- Tata, daj 15 złotych.
-A na co tym razem?
- Na śmietanę i truskawki.
Fakt, śmietana rano wyszła i to ja zużyłem resztę ostatniego kubka. Ale truskawki? W lodówce leżą dwie torby! W tej z czwartku zostało jakieś pół kilograma, w tej z piątku - najmarniej kilogram. Truskawki tanieją z dnia na dzień, ale wciąż jeszcze piątaka na Kabatach dać trzeba.
Tradycyjnie i równie bezsensownie ufny w poczucie odpowiedzialności 16-letniej córy proponuję jej, by rozważyła możliwość wykorzystania istniejących zapasów.
- Ale one są już takie... pogniecione.
Powiadam wam: ktokolwiek będzie prezydentem, ktokolwiek będzie miał większość w Sejmie, jakkolwiek budżet by się nie zapożyczył - i tak nie nastarczysz. Pokoleniu MTV zawsze będzie mało.

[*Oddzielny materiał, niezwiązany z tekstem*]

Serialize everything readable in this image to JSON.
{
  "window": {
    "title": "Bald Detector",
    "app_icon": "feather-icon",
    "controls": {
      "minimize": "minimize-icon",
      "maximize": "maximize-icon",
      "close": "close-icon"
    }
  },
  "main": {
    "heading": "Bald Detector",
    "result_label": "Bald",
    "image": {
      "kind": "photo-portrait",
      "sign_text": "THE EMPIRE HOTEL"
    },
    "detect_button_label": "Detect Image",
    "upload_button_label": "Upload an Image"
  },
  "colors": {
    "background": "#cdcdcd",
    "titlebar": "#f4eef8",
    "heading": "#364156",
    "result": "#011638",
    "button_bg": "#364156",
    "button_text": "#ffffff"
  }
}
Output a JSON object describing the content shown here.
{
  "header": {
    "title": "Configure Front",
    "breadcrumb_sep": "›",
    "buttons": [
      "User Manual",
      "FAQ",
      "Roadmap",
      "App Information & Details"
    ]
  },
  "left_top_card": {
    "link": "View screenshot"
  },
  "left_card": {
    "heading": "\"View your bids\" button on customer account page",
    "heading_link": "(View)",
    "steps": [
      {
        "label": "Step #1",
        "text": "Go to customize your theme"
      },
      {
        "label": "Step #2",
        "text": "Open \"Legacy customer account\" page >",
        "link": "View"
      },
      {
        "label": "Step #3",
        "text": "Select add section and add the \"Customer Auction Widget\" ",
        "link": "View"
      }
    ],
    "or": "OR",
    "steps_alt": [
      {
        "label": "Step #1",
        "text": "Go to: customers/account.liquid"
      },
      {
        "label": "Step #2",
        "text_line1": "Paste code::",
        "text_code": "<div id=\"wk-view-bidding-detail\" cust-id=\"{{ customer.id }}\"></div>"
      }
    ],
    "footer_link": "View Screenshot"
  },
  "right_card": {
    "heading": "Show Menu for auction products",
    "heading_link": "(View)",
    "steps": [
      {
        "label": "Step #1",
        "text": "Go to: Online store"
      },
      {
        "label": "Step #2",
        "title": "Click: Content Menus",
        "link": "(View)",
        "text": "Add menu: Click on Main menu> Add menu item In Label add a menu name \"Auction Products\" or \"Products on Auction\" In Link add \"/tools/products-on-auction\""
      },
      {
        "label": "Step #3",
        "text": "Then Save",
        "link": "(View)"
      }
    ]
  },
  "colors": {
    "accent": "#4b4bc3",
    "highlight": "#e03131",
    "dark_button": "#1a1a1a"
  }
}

A w ogóle to miała tu dziś zawisnąć solidna agitka. Na rzecz zupy, którą zakupiłem z myślą o dniu wyborów. Wszak mam wolne, przynajmniej do wieczora, więc zaplanowałem zupę z torebki. Nazywała się "prezydencka".
Zamierzałem wymienić z nazwy producenta, podać skład i zaproponować rozmowę, co z tego wynika. Niestety zupa zniknęła. Dzieci się nie przyznają, koty także. Nici z agitki. Z zupy też. Przynajmniej tej prezydenckiej.